Location: Tioga County
961 posts, read 2,504,251 times
Reputation: 1752
Quote:
Originally Posted by Submariner View Post
I participated in two 'Fleet Operational Test' launches of FBM missiles. The first time was in the 1970s [USS George C. Marshall SSBN 654], and second time was in the 1990s [USS Alaska SSBN 732]. Two different subs. Both times we launched four missiles in rapid secession from off the coast of Morocco, aiming for targets in New Mexico.

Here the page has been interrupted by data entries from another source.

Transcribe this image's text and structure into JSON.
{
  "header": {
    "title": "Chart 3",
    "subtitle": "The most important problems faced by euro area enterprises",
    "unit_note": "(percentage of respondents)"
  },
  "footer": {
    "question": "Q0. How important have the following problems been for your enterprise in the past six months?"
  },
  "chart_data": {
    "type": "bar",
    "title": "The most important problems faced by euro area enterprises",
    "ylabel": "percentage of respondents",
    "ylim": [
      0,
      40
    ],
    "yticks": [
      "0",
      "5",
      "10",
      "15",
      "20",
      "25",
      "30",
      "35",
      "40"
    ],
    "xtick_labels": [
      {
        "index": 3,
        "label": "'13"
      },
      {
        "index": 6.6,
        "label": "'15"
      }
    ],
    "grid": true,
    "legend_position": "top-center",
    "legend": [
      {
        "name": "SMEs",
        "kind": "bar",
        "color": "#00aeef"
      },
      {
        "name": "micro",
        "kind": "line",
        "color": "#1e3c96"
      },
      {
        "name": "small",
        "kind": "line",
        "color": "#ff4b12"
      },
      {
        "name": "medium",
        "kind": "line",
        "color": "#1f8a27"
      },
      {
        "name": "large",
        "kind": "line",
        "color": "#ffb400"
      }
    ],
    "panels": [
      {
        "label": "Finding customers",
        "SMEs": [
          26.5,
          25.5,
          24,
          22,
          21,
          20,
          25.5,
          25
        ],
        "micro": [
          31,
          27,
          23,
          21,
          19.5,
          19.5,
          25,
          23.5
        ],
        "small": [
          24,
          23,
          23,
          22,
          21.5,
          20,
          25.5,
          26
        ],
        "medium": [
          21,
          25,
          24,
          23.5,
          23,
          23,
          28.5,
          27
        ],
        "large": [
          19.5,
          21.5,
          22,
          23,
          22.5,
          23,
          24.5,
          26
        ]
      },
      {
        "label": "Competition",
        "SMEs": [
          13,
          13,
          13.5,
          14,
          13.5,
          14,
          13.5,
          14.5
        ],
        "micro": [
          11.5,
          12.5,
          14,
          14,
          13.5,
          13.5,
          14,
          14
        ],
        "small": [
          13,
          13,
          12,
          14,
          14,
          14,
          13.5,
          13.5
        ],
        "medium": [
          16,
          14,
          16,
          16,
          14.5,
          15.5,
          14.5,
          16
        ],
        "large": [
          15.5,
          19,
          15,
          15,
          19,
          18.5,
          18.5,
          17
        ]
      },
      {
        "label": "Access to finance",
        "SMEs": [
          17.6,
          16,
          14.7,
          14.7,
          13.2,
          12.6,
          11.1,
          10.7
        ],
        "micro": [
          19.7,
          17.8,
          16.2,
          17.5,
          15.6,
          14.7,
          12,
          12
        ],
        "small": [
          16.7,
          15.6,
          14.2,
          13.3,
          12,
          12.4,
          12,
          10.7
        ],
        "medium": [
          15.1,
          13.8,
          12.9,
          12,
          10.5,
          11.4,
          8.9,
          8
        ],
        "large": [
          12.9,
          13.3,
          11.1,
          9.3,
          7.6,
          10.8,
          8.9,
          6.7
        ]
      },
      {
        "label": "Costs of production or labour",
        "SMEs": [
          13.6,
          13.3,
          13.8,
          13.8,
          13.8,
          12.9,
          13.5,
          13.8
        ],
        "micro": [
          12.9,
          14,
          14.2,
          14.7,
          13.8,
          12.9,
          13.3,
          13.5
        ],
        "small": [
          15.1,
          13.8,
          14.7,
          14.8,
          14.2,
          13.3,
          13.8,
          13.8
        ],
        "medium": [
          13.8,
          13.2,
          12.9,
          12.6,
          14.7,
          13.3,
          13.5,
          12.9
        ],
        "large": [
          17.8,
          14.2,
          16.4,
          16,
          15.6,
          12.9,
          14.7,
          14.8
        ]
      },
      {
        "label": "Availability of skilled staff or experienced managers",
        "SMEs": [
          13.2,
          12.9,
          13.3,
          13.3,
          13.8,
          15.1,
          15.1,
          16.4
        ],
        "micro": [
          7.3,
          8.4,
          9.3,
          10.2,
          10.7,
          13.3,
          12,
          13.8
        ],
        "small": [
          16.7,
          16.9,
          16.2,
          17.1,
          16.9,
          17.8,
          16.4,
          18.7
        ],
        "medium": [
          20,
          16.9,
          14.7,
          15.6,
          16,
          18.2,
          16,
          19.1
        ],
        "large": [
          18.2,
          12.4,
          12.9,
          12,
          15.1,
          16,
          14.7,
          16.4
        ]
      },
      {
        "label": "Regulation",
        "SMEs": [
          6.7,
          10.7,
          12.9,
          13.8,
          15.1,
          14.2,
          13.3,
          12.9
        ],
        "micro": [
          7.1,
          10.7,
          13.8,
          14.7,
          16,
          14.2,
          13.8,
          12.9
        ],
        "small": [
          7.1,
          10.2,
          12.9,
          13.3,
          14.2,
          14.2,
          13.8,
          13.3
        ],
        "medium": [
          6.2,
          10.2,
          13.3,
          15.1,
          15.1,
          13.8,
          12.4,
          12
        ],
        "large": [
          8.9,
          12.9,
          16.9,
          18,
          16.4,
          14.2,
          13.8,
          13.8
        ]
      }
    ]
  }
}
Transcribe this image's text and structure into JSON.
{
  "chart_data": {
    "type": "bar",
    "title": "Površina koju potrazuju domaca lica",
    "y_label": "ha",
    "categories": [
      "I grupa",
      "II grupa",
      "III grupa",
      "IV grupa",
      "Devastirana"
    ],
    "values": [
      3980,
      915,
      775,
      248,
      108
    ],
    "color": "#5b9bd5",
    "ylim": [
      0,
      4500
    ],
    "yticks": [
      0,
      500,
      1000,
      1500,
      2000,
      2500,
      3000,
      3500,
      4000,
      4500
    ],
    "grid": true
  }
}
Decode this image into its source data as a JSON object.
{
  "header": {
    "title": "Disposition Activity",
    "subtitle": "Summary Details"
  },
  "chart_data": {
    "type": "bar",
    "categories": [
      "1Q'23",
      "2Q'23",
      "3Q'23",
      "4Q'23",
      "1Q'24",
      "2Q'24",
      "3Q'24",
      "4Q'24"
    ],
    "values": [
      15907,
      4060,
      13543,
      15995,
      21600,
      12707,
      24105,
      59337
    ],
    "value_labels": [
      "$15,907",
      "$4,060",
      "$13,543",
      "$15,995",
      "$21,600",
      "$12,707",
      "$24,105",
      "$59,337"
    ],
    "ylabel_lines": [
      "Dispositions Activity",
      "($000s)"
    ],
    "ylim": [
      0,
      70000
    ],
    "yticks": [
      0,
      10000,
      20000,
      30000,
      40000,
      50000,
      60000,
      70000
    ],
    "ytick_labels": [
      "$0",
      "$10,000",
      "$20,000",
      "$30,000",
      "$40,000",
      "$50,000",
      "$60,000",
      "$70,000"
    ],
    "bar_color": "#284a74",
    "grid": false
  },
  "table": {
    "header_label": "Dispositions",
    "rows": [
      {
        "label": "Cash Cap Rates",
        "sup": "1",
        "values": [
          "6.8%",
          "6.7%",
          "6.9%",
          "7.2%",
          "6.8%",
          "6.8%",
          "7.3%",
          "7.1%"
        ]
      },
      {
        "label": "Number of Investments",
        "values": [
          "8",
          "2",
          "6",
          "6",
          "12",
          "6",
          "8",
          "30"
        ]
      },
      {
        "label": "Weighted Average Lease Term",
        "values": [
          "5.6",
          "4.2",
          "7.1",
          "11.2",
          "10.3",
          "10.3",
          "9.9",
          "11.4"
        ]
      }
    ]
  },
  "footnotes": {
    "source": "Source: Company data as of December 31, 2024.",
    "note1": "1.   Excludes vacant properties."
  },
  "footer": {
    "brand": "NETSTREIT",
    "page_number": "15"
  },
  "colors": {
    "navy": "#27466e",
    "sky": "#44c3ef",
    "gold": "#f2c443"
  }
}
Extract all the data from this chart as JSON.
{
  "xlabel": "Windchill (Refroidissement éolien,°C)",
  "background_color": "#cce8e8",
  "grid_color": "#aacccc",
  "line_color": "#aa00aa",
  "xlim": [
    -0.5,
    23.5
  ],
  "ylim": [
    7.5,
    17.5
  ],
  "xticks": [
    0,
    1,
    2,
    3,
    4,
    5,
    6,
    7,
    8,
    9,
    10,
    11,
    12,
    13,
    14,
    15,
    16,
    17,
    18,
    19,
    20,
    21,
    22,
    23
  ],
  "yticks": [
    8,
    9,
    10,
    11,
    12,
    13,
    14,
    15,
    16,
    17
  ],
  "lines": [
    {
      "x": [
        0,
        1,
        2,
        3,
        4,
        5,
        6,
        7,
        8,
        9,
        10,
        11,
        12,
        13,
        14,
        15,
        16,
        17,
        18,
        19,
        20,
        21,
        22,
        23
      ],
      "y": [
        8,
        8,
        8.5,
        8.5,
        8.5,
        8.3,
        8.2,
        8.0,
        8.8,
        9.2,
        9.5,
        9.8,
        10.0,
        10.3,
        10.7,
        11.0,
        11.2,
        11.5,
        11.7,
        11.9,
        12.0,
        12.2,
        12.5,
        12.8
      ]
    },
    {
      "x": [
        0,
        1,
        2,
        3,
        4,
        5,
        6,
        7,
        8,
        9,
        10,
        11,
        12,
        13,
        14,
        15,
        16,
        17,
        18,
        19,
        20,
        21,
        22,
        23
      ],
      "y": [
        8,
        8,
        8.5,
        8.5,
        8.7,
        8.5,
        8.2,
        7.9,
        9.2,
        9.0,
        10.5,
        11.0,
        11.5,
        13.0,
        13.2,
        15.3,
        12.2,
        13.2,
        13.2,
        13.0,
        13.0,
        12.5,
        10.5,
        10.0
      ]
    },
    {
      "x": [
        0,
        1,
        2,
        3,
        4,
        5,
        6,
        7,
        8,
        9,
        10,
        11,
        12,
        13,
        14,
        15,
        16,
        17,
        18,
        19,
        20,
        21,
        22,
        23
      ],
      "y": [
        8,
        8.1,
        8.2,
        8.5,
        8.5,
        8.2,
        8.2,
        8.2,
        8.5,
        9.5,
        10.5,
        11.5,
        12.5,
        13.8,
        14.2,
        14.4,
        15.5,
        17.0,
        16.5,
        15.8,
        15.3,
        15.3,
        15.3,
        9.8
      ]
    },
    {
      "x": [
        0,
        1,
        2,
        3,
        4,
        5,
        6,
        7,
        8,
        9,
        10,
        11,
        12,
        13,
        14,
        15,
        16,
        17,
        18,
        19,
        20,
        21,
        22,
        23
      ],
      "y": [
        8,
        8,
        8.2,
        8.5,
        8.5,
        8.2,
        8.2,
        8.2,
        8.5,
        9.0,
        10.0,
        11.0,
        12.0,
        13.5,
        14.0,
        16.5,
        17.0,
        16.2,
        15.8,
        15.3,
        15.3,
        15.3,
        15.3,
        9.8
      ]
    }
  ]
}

When you launch missiles it sets up a harmonic vibration in the hull of the sub. When we did it on the Alaska it was right after the Florida had done it. When the Florida did it, they miss-timed the sequence of launches which then caused thousands of micro stress fractures to open in their hull. Sea water was seeping through their hull in thousands of places. Those hulls are over 3 inches thick solid HY-80 spring steel.

The hulls are designed to flex like a guitar string or tuning fork to release stress. But once they start vibrating you must be extra careful of when you introduce other stresses. A single depth charge going off near a sub will make the hull vibrate like the string of a harp. Given a few minutes the vibration dies down. I have seen videos of tests when they were setting off depth charges next to a sub hull, it is neat to watch.

I have never been outside of a sub when it was launching FBM missiles. But I can tell you that inside the sub they do make a huge noise. We launch from 150-foot depth btw.
.....Curious..you mention depth charges..does anyone still use those drum type depth charges anymore?